Switching of methionine metabolism between the disposal (a) and conservation (b) modes is regulated by AdoMet. The thick arrows qualitatively depict increased metabolic flux. The dashed lines indicate activation (red ) and inhibition (blue) by AdoMet to control flux in response to low and high methionine supply. Abbreviations: AHC, AdoHcy hydrolase; GNMT, glycine N-methyltransferase; MAT-I/III, liver-specific methionine adenosyltransferase isoforms I and III; MT, methyltransferase.

Figure 3

The mitochondrial sulfide oxidation pathway. Sulfide quinone oxidoreductase (SQR) constitutes the first enzyme in this pathway and oxidizes H₂S, generating a protein-bound persulfide. Two routes for the transfer of the persulfide to sulfite ( path 1) or to an alternative acceptor (Ac in path 2) are shown. In path 1, the thiosulfate formed in the SQR-catalyzed reaction has to be converted to glutathione disulfide (GSSH) for further oxidation by ethylmalonic encephalopathy 1 (ETHE1). In path 2, if glutathione (GSH) is the acceptor, then the resulting GSSH product can directly serve as the substrate for ETHE1. However, if some other molecule serves as the proximal persulfide acceptor from SQR, then a sulfurtransferase (ST) such as rhodanese (Rhd) would likely be necessary to transfer the persulfide group to GSH for further oxidation.
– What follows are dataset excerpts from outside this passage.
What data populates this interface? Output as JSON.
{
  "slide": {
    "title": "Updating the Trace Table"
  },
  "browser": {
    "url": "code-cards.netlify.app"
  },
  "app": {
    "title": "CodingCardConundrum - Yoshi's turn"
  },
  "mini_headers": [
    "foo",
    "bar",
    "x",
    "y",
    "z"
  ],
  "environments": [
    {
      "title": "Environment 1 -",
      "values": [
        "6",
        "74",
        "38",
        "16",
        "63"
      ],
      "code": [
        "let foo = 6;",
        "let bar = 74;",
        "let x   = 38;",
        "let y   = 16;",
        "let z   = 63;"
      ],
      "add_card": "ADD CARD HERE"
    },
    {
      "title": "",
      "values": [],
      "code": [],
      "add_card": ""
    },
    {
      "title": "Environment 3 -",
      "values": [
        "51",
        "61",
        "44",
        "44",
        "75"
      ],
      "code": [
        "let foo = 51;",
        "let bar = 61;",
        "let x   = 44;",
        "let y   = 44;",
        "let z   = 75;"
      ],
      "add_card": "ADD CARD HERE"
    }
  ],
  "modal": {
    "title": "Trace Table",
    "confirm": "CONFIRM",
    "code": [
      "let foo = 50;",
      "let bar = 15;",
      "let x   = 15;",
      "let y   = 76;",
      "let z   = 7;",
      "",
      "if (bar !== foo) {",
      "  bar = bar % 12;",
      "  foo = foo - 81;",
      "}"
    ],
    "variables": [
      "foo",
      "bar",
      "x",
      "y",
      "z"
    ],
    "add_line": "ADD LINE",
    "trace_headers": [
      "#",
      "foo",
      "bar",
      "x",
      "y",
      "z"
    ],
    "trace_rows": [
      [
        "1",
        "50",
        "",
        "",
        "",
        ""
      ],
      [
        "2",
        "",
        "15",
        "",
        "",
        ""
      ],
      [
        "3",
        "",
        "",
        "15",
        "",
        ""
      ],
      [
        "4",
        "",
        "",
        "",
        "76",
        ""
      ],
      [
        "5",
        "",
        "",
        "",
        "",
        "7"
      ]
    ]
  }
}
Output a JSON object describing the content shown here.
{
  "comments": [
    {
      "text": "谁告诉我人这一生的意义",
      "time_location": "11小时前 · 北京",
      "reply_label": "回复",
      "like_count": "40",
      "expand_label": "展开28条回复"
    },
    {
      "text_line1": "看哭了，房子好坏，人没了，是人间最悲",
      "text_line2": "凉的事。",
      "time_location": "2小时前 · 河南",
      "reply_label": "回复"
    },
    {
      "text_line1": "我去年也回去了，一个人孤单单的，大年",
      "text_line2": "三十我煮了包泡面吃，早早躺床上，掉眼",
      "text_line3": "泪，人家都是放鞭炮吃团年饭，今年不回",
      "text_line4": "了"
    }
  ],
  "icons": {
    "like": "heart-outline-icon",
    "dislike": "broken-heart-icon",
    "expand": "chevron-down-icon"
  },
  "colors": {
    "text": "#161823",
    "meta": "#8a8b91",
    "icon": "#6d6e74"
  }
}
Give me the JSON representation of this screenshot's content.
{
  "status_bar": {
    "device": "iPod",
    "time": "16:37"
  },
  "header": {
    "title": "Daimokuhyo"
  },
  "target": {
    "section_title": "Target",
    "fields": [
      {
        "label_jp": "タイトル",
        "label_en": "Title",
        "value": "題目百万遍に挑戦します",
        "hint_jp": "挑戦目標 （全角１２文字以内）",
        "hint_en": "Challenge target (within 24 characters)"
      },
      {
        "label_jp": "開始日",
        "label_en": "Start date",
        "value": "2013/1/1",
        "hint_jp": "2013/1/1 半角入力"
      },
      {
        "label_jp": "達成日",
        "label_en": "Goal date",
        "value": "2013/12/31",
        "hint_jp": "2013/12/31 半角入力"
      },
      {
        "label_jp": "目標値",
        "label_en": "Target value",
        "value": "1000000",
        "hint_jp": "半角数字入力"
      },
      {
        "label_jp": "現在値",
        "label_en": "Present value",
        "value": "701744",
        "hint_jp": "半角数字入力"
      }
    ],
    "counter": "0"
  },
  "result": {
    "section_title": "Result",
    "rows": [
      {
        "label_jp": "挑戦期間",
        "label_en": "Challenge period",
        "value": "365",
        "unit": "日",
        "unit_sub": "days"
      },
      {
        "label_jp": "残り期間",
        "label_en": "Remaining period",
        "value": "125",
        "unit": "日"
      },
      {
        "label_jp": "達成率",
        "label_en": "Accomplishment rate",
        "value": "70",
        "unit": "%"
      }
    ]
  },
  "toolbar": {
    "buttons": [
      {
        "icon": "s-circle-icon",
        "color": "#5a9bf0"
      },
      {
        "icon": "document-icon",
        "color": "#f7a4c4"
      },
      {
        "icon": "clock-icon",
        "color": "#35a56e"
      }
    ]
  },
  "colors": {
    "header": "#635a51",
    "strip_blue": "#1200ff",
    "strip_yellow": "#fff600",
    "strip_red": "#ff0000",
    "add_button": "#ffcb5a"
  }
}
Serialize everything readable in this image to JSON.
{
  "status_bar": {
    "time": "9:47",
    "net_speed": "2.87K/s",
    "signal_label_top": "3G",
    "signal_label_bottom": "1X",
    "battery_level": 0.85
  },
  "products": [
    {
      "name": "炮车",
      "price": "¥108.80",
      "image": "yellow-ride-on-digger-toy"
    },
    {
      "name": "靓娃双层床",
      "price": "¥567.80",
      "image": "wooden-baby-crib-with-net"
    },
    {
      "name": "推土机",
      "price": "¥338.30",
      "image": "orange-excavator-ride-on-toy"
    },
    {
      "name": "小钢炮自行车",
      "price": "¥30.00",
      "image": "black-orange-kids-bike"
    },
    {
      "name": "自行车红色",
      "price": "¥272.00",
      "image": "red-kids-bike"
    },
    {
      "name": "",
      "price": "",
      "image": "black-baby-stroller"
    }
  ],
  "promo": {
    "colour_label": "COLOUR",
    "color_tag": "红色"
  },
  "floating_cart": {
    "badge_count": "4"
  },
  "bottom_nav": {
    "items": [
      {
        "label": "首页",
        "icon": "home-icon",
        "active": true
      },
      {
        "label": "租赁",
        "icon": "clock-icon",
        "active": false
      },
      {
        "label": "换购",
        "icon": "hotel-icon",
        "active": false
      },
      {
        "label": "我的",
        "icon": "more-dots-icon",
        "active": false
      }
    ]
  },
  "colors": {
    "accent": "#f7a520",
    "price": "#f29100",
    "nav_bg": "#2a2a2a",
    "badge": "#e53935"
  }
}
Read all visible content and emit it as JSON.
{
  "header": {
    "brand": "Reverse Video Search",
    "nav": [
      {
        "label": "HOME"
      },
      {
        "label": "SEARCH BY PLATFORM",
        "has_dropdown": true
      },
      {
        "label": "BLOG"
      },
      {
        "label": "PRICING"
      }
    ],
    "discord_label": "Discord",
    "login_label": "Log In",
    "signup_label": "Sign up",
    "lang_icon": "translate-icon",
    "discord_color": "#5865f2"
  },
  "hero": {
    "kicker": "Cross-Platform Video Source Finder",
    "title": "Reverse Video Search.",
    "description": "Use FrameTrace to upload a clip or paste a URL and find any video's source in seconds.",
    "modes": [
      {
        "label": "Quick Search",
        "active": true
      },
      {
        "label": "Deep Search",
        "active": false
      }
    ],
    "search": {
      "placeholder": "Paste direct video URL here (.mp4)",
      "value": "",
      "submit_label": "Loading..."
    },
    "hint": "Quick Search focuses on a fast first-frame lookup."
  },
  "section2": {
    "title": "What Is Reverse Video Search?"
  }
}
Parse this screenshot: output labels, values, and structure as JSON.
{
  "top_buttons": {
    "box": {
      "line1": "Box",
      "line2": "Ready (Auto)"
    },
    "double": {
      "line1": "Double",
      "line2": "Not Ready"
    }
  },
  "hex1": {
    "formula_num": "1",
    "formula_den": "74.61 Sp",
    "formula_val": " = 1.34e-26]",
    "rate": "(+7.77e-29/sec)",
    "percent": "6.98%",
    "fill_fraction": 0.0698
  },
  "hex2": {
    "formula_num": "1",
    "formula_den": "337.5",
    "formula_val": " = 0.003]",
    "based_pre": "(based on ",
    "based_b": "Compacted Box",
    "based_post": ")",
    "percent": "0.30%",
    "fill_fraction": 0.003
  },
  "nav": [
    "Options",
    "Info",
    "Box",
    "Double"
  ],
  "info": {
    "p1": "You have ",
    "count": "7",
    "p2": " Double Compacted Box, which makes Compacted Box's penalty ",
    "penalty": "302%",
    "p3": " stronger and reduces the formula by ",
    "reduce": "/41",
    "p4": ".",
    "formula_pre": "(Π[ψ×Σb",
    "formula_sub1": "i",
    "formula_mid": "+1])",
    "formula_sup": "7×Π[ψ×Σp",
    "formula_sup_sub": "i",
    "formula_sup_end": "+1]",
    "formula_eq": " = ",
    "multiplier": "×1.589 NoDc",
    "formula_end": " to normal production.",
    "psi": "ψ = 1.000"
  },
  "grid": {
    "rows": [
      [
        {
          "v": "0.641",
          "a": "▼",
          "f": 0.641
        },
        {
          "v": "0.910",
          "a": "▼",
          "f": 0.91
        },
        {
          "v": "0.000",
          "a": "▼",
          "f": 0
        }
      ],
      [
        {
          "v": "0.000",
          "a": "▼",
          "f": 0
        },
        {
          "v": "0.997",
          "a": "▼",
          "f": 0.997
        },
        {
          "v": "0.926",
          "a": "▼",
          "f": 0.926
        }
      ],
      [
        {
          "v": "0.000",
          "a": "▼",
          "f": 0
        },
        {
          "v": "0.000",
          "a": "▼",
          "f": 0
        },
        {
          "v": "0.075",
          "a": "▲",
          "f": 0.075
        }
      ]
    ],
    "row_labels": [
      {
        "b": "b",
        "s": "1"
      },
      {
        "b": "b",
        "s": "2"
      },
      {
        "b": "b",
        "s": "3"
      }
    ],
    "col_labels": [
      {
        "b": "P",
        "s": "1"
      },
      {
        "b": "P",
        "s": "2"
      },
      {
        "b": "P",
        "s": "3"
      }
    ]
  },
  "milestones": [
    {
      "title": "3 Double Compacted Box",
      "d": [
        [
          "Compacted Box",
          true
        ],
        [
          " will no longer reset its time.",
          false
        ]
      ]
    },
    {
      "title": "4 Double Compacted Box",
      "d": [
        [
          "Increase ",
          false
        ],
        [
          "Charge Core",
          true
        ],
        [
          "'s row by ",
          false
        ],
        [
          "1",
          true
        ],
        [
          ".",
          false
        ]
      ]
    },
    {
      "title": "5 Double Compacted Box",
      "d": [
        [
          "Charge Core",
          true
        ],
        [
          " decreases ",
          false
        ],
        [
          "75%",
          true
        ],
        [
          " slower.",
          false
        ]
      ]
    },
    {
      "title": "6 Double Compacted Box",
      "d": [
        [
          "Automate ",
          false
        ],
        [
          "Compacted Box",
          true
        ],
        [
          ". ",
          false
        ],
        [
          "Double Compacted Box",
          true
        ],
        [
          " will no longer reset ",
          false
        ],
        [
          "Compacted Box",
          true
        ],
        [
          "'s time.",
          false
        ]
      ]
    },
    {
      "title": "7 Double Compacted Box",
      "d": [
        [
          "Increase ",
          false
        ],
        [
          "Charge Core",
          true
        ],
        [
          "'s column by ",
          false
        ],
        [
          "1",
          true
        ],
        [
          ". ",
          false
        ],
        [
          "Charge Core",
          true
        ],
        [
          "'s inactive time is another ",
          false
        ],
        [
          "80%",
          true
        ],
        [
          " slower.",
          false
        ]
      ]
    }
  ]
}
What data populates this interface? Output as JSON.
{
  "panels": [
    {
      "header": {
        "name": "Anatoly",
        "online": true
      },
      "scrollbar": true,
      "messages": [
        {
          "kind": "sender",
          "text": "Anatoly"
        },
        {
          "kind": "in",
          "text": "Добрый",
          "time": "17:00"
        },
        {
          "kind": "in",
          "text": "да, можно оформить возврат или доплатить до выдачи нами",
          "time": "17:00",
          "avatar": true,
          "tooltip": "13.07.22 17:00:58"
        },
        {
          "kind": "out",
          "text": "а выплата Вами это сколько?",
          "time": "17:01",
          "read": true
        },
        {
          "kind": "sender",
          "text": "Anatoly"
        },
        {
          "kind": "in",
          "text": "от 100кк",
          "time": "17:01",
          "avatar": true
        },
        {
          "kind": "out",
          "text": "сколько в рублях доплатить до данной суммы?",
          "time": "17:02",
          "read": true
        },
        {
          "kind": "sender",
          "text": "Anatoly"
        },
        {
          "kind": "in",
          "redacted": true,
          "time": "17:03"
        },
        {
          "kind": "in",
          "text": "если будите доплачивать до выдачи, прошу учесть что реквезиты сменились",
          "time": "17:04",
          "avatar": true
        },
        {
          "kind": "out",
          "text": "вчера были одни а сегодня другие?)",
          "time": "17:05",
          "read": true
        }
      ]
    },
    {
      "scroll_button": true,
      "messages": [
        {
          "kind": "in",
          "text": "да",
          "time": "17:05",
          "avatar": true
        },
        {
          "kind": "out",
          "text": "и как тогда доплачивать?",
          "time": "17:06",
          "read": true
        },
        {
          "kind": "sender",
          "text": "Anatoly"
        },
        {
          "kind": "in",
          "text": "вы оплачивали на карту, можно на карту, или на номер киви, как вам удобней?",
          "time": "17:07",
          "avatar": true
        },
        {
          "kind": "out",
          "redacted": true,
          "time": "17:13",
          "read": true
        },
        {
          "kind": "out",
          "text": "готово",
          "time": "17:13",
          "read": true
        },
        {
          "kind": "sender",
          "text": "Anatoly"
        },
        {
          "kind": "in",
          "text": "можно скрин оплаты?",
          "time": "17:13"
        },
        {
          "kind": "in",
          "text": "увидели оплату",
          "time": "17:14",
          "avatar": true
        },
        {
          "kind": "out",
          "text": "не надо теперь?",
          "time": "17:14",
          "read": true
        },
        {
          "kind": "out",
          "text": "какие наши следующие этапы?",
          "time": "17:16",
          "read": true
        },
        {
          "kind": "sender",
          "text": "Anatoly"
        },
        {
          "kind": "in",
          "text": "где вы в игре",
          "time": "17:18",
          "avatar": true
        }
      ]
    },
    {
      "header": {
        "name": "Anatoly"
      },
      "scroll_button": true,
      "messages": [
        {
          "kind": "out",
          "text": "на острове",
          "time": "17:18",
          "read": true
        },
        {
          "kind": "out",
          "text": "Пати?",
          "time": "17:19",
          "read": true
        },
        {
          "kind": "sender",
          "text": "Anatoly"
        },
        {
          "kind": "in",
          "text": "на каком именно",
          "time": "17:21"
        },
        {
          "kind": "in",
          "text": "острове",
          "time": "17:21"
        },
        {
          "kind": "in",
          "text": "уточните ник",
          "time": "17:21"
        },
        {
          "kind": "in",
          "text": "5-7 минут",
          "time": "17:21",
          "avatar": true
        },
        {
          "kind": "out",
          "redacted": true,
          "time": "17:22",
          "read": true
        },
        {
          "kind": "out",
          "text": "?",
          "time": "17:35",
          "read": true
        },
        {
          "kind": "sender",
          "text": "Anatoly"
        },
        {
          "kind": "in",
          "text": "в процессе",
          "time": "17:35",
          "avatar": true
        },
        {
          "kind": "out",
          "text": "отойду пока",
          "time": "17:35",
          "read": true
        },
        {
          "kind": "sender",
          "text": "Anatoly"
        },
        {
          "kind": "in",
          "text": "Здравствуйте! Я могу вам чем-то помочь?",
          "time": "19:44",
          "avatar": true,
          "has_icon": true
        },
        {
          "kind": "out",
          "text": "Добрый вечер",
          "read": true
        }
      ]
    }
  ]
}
CSA and SO denote cysteine sulfinic acid and sulfite oxidase, respectively.

Figure 4

Molecular mechanisms for protein persulfidation. Persulfidation of targets can occur via several mechanisms, including ➀ a nucleophilic attack of sulfide on a disulfide, ➁ cysteine sulfenic acid, or ➂ cysteine-S-nitrosothiol; ➃ a reaction between a protein thiolate and H₂S₂ or polysulfide; or ➄ a transsulfuration reaction in which the sulfane sulfur from an existing persulfide is transferred to a different acceptor. Abbreviations: HNO, nitroxyl; HSSH, hydrogen disulfide; SNO, S-nitrosocysteine; SOH, sulfenic acid; SSH, persulfide.

Figure 5

Potential molecular mechanisms for H₂S signaling via S-nitrosothiol (HSNO) or sulfhydration of electrophiles. (a) Formation of HSNO results in cross talk between the NO and H₂S signaling pathways. HSNO can mediate transnitrosylation directly or can react further with another mole of H₂S, generating HNO. (b) Sulfhydration of electrophiles 8-nitro-cGMP and 15-deoxy-Δ12,14-prostaglandin (15d-PGJ2) by H₂S forms the corresponding thio adducts. Abbreviations: HNO, nitroxyl; HSSH, hydrogen disulfide; SNO, S-nitrosocysteine.

Figure 6

Reaction of H₂S with heme. The product of the interaction between H₂S and ferric heme is dictated by the properties of the heme pocket. Although H₂S coordinates to the ferric heme ion without additional redox chemistry in polar (high-dielectric-constant) sites, reduction to the ferrous heme is favored in nonpolar (low-dielectric-constant) sites.